Although he abhors what he regards as art critical jargon, Sewell's favourite words are 'panjandrum', 'apnoea', 'cacafuego', 'eximious' and 'ekphrasis'. He comes on as the old-fashioned connoisseur, but uses his Courtauld Institute training and his small battery of rare words to lard up his philistine opinions. He's not quite Colonel Blimp - being a fan of Beuys, Tapiès, Velázquez and dear, dear Johnny Minton. And he likes Carl Andre's bricks at the Tate, Jasper Johns' drawings, and Kathe Kollwitz - but he foams over feminism, the Arts Council, the South Bank Centre, art schools, art magazines, political correctness, positive discrimination, the Turner Prize, other art critics and almost all contemporary artists. He delights in the odious, and the reader soon discovers amidst Sewell's fulminations, a puerile fascination with sex. In this matter, he is both crude and coy. Misogynous and homophobic, he talks of 'purblind lesbians', 'boiler-suited feminists', 'blind women critics', 'Irish labourers idly engaged in sodomy in back street Kilburn lodgings' and - of Leigh Bowery - 'a candidate for multiple infibulation in unseemly places'. At the same time, in his criticism, he is always on the lookout for sagged breasts, perinea, boys' bums and 'orchids in the rainforest'.

Sewell's private hang-ups and his public persona are all of a piece. The trouble is that he has such a huge audience for his rantings. His weird accent, his obtuse vocabulary and art historical name-dropping lend him an air of patrician authority, and he is forever being dragged out of whatever closet he inhabits, to pontificate on artistic matters. Crummy local radio stations and down-market TV chat shows provide his soapbox, and the Evening Standard gives him a captive audience of exhausted commuters who use his column as a temporary escape from those interminable delays during the rush-hour. Sewell is media-friendly alright, but unfriendly to just about everything else - although I understand he's awfully kind to animals.

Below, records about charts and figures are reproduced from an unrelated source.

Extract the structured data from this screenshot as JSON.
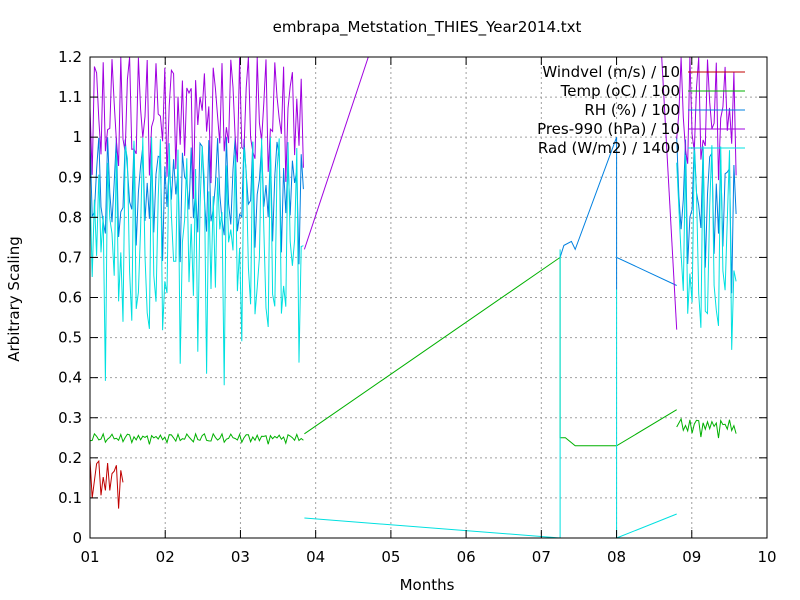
{
  "chart_data": {
    "type": "line",
    "title": "embrapa_Metstation_THIES_Year2014.txt",
    "xlabel": "Months",
    "ylabel": "Arbitrary Scaling",
    "xlim": [
      1,
      10
    ],
    "ylim": [
      0,
      1.2
    ],
    "x_ticks": [
      {
        "value": 1,
        "label": "01"
      },
      {
        "value": 2,
        "label": "02"
      },
      {
        "value": 3,
        "label": "03"
      },
      {
        "value": 4,
        "label": "04"
      },
      {
        "value": 5,
        "label": "05"
      },
      {
        "value": 6,
        "label": "06"
      },
      {
        "value": 7,
        "label": "07"
      },
      {
        "value": 8,
        "label": "08"
      },
      {
        "value": 9,
        "label": "09"
      },
      {
        "value": 10,
        "label": "10"
      }
    ],
    "y_ticks": [
      {
        "value": 0,
        "label": "0"
      },
      {
        "value": 0.1,
        "label": "0.1"
      },
      {
        "value": 0.2,
        "label": "0.2"
      },
      {
        "value": 0.3,
        "label": "0.3"
      },
      {
        "value": 0.4,
        "label": "0.4"
      },
      {
        "value": 0.5,
        "label": "0.5"
      },
      {
        "value": 0.6,
        "label": "0.6"
      },
      {
        "value": 0.7,
        "label": "0.7"
      },
      {
        "value": 0.8,
        "label": "0.8"
      },
      {
        "value": 0.9,
        "label": "0.9"
      },
      {
        "value": 1,
        "label": "1"
      },
      {
        "value": 1.1,
        "label": "1.1"
      },
      {
        "value": 1.2,
        "label": "1.2"
      }
    ],
    "grid": true,
    "legend_position": "top-right",
    "series": [
      {
        "name": "Windvel (m/s) / 10",
        "color": "#c00000",
        "segments": [
          {
            "mode": "band",
            "x_start": 1.0,
            "x_end": 1.45,
            "low": 0.0,
            "high": 0.2
          },
          {
            "mode": "points",
            "x": [
              1.45,
              3.85,
              7.25,
              8.0,
              8.8,
              9.6
            ],
            "y": [
              0.0,
              0.0,
              0.0,
              0.0,
              0.0,
              0.0
            ]
          }
        ]
      },
      {
        "name": "Temp (oC) / 100",
        "color": "#00b000",
        "segments": [
          {
            "mode": "band",
            "x_start": 1.0,
            "x_end": 3.85,
            "low": 0.22,
            "high": 0.26
          },
          {
            "mode": "points",
            "x": [
              3.85,
              7.25,
              7.25,
              7.32,
              7.45,
              8.0,
              8.8
            ],
            "y": [
              0.26,
              0.7,
              0.25,
              0.25,
              0.23,
              0.23,
              0.32
            ]
          },
          {
            "mode": "band",
            "x_start": 8.8,
            "x_end": 9.6,
            "low": 0.22,
            "high": 0.3
          }
        ]
      },
      {
        "name": "RH (%) / 100",
        "color": "#0080e0",
        "segments": [
          {
            "mode": "band",
            "x_start": 1.0,
            "x_end": 3.85,
            "low": 0.5,
            "high": 1.0
          },
          {
            "mode": "points",
            "x": [
              7.25,
              7.3,
              7.4,
              7.45,
              8.0,
              8.0,
              8.0,
              8.8
            ],
            "y": [
              0.7,
              0.73,
              0.74,
              0.72,
              1.0,
              0.62,
              0.7,
              0.63
            ]
          },
          {
            "mode": "band",
            "x_start": 8.8,
            "x_end": 9.6,
            "low": 0.4,
            "high": 1.0
          }
        ]
      },
      {
        "name": "Pres-990 (hPa) / 10",
        "color": "#a000e0",
        "segments": [
          {
            "mode": "band",
            "x_start": 1.0,
            "x_end": 3.85,
            "low": 0.65,
            "high": 1.2
          },
          {
            "mode": "points",
            "x": [
              3.85,
              4.7
            ],
            "y": [
              0.72,
              1.2
            ]
          },
          {
            "mode": "points",
            "x": [
              8.6,
              8.8
            ],
            "y": [
              1.2,
              0.52
            ]
          },
          {
            "mode": "band",
            "x_start": 8.8,
            "x_end": 9.6,
            "low": 0.65,
            "high": 1.2
          }
        ]
      },
      {
        "name": "Rad (W/m2) / 1400",
        "color": "#00e0e0",
        "segments": [
          {
            "mode": "band",
            "x_start": 1.0,
            "x_end": 3.85,
            "low": 0.0,
            "high": 1.0
          },
          {
            "mode": "points",
            "x": [
              3.85,
              7.25,
              7.25,
              7.25,
              8.0,
              8.0,
              8.0,
              8.8
            ],
            "y": [
              0.05,
              0.0,
              0.72,
              0.0,
              0.0,
              0.62,
              0.0,
              0.06
            ]
          },
          {
            "mode": "band",
            "x_start": 8.8,
            "x_end": 9.6,
            "low": 0.0,
            "high": 0.98
          }
        ]
      }
    ]
  }
}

Brian Sewell makes me paranoid. There's a bit of me that wonders if whatever drives him is also what drives the rest of us hacks on the art-chat circuit. But the art world luminaries who wrote to the Evening Standard demanding Sewell's resignation also bother me. They exemplify the notion that critics should be responsible, that they exist primarily to promote, advertise and generally jolly-up the public's perception of contemporary art. But criticism isn't PR, and approaching artworks from peculiar, individual angles is what critics are there for. Much of what is shown is worth deriding because it is banal, boring and incoherent. Then again, most art criticism isn't much cop either. The world of criticism is filled with clerics and zealots, ten-percenters and mark-up men. Much as I despise Sewell's critical stance, at least it isn't mealy-mouthed, or policed by the kind of dreary rectitude which makes much art writing and art talk so dull.

Sewell talks of criticism as being close to prostitution. Artists who think that critics should be their apologists have got it wrong too - what we need is more dissent, more argument and more voices. The trouble with Brian is that he only dissents, has but one argument, and only one voice. I get the feeling that these are all affectations. Criticism ought to be creative and speculative (if not, why bother to write at all), but Sewell's single creation turns out to be nothing more than an anachronistic defence against a world he does not understand. Of course, in the arena of popular journalism, these affectations provide lively copy, meaty sound-bites and bags of controversy. In the end, blame the editors, and remember the old Fleet Street dictum: never let your ignorance get in the way of your journalism. Fair enough Bri?